On the other hand having an extra kernel sounds pretty ugly to me because this way the project would never become part of the regular Debian distribution. I'd favor using the Debian mainline kernel plus something like a firmware-n900 package in non-free.
Frankly I have no interest in keeping Maemo alive just for its own sake. For me it has always been just a stopgap to run (Easy) Debian on this little "subnetbook" called N900 which just by chance happened to be able to replace my regular cellphone
I agree it's what we have to aim for, but I feel being pragmatic is the only way we'll get there. Having a system in the (current) state the pure-Debian solution is in makes it a curiosity for developer interest only...

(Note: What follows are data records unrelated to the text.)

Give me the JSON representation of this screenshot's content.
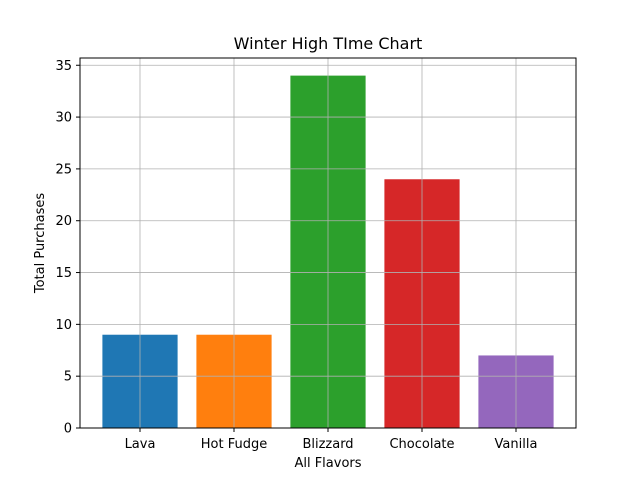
{
  "chart_data": {
    "type": "bar",
    "title": "Winter High TIme Chart",
    "xlabel": "All Flavors",
    "ylabel": "Total Purchases",
    "categories": [
      "Lava",
      "Hot Fudge",
      "Blizzard",
      "Chocolate",
      "Vanilla"
    ],
    "values": [
      9,
      9,
      34,
      24,
      7
    ],
    "colors": [
      "#1f77b4",
      "#ff7f0e",
      "#2ca02c",
      "#d62728",
      "#9467bd"
    ],
    "ylim": [
      0,
      35.7
    ],
    "yticks": [
      "0",
      "5",
      "10",
      "15",
      "20",
      "25",
      "30",
      "35"
    ],
    "grid": true
  }
}
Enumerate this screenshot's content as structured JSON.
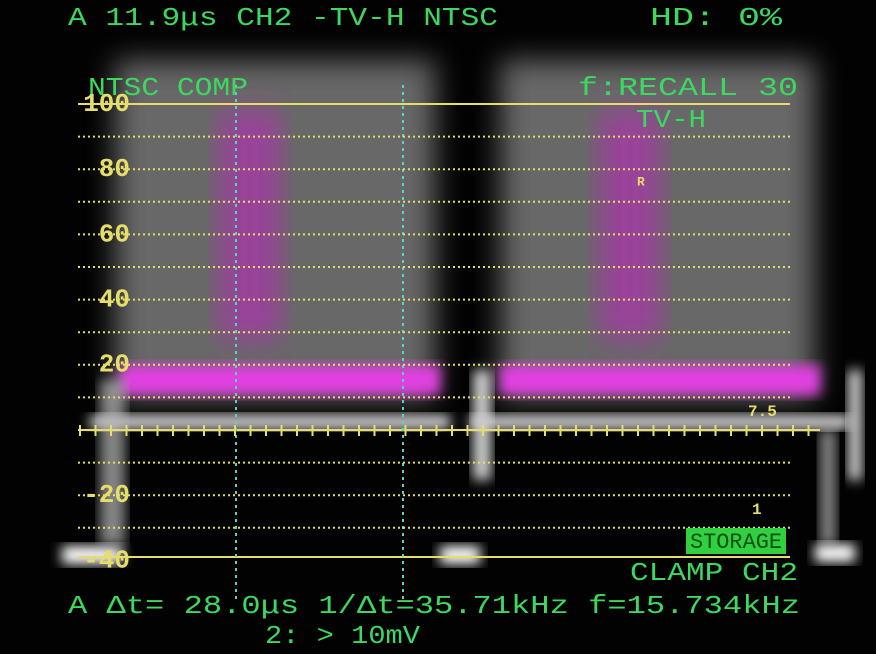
{
  "status": {
    "left": "A 11.9μs CH2 -TV-H NTSC",
    "right": "HD:  0%"
  },
  "screen": {
    "mode": "NTSC COMP",
    "recall": "f:RECALL 30",
    "sweep": "TV-H",
    "marker": "R",
    "storage": "STORAGE",
    "clamp": "CLAMP CH2"
  },
  "scale": {
    "labels": [
      "100",
      "80",
      "60",
      "40",
      "20",
      "-20",
      "-40"
    ],
    "right_upper": "7.5",
    "right_lower": "1"
  },
  "readout": {
    "line1": "A Δt=  28.0μs 1/Δt=35.71kHz  f=15.734kHz",
    "line2": "2: > 10mV"
  }
}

Having an old kernel is a big problem, yes, but unavoidable if we're going to have to maintain binary compatibility. In my eyes, strictly speaking I'm not too bothered about being part of the "mainline" Debian repos, and indeed I might wonder if that was too big a constraint. What I'd be more than happy with is a relationship akin to Ubuntu's, where we share source packages, have some packages of our own, push and pull source from Debian, and have bugs linked to those in their BTS. A tight integration of separate projects, if you will, sharing Debian's policies of pushing changes upstream (to Debian) as much as possible.

Mobile devices if nothing else will always have different sensible defaults than desktop packages!